Nair Deepu, Carrigan Thomas P, Curtin Ronan J, Popovic Zoran B, Kuzmiak Stacie, Schoenhagen Paul, Flamm Scott D, Desai Milind Y
Department of Cardiovascular Medicine, Cardiovascular Imaging Laboratory, Cleveland Clinic, Cleveland, Ohio, USA.
Am J Cardiol. 2008 Aug 1;102(3):316-20. doi: 10.1016/j.amjcard.2008.03.058. Epub 2008 May 14.
Framingham risk score is an office-based tool used for long-term coronary heart disease risk stratification. Most acute coronary events occur in association with proximal nonobstructive atherosclerotic plaque. Multislice computed tomography detects both obstructive coronary artery disease (CAD) and proximal atherosclerotic plaque with high accuracy. The association of Framingham risk score with obstructive CAD and proximal atherosclerotic plaque was tested. Coronary multislice computed tomography was performed in 295 patients (61% men, mean age 54 +/- 13 years) without documented CAD referred for evaluation of cardiac symptoms. Framingham risk score was computed and patients were stratified according to 10-year risk (n = 213 [72%] low, n = 74 [25%] intermediate, and n = 8 [3%] high). Obstructive CAD was defined as > or =50% stenosis in > or =1 epicardial coronary artery. Proximal atherosclerotic plaque was defined as calcified or noncalcified plaque in the left main or proximal left anterior descending artery. In the low- and intermediate-Framingham risk score groups, there was a high frequency of proximal atherosclerotic plaque (44% and 75%) and obstructive CAD (16% and 34%), although both findings were more prevalent in the high-Framingham risk score group (63% for atherosclerotic plaque, 88% for obstructive CAD), respectively.
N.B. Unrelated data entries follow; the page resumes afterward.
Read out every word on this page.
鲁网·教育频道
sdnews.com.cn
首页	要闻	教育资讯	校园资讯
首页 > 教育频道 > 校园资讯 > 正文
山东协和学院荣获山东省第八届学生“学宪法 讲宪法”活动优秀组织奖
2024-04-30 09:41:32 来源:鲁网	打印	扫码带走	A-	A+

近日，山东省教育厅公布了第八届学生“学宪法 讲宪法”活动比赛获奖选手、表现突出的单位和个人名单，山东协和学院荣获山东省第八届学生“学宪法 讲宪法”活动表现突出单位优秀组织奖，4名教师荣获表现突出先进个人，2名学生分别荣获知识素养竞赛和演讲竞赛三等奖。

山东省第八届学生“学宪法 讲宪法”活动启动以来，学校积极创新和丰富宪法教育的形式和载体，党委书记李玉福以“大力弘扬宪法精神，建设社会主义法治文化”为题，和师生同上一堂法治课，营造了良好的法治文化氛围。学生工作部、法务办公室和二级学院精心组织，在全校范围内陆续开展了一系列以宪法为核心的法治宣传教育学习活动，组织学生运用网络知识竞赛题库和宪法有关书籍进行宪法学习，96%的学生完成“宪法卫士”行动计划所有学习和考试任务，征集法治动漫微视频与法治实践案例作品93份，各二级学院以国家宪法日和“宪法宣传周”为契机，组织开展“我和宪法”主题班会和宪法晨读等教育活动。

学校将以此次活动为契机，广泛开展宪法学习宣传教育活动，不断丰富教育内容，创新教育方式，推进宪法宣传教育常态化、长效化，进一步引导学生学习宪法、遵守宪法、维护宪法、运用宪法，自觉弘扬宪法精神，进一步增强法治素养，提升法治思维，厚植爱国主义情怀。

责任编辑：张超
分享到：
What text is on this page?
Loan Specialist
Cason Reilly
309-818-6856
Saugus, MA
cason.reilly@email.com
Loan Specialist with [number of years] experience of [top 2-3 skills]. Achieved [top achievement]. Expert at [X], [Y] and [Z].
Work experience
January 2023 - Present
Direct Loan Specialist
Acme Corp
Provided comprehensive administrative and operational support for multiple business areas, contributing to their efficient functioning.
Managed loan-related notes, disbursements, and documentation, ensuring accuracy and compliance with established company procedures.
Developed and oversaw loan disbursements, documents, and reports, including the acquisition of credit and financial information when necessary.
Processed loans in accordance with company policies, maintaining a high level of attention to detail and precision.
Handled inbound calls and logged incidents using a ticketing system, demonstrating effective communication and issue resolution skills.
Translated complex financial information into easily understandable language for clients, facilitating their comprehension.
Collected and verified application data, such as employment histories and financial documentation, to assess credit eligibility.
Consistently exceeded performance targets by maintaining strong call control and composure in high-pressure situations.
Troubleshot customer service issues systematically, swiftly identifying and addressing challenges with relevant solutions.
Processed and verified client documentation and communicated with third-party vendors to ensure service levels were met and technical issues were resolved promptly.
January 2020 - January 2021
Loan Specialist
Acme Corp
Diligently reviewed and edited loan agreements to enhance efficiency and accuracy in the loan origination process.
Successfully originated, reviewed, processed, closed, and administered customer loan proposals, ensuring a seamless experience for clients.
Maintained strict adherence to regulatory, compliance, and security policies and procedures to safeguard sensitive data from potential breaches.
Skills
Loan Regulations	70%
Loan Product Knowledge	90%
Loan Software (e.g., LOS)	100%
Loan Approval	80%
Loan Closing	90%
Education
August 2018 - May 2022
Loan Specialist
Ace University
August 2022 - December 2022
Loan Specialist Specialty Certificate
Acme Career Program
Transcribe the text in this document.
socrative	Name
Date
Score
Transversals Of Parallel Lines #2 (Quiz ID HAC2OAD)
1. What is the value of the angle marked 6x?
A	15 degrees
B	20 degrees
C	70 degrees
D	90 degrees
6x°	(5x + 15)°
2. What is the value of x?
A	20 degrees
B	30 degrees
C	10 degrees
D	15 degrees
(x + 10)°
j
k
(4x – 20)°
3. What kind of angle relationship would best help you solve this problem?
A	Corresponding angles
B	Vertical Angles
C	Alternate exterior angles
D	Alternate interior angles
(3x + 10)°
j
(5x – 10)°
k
Proximal atherosclerotic plaque was noncalcified in approximately 13 of patients. In women (n = 114) and younger (<55 years) patients (n = 148), most (93% and 91%, respectively) had a low Framingham risk score. There were 48 women and 51 younger patients with proximal atherosclerotic plaque, of whom only 40% (in each group) were on statin therapy. In conclusion, of patients with a low and intermediate Framingham risk score, a significant proportion had proximal atherosclerotic plaque or obstructive CAD.
弗雷明汉风险评分是一种用于长期冠心病风险分层的门诊工具。大多数急性冠脉事件与近端非阻塞性动脉粥样硬化斑块相关。多层计算机断层扫描能高精度检测阻塞性冠状动脉疾病(CAD)和近端动脉粥样硬化斑块。本研究检测了弗雷明汉风险评分与阻塞性CAD及近端动脉粥样硬化斑块之间的关联。对295例因心脏症状前来评估且无CAD记录的患者(61%为男性,平均年龄54±13岁)进行了冠状动脉多层计算机断层扫描。计算弗雷明汉风险评分,并根据10年风险将患者分层(低风险n = 213例[72%],中风险n = 74例[25%],高风险n = 8例[3%])。阻塞性CAD定义为≥1支心外膜冠状动脉狭窄≥50%。近端动脉粥样硬化斑块定义为左主干或近端左前降支动脉中的钙化或非钙化斑块。在低弗雷明汉风险评分组和中弗雷明汉风险评分组中,近端动脉粥样硬化斑块(分别为44%和75%)及阻塞性CAD(分别为16%和34%)的发生率较高,尽管这两项结果在高弗雷明汉风险评分组中更为普遍(动脉粥样硬化斑块为63%,阻塞性CAD为88%)。近端动脉粥样硬化斑块约13%的患者为非钙化斑块。在女性患者(n = 114)和年龄较小(<55岁)的患者(n = 148)中,大多数(分别为93%和91%)的弗雷明汉风险评分为低风险。有48名女性和51名年龄较小的患者存在近端动脉粥样硬化斑块,其中只有40%(每组)接受他汀类药物治疗。总之,在弗雷明汉风险评分为低风险和中风险的患者中,相当一部分存在近端动脉粥样硬化斑块或阻塞性CAD。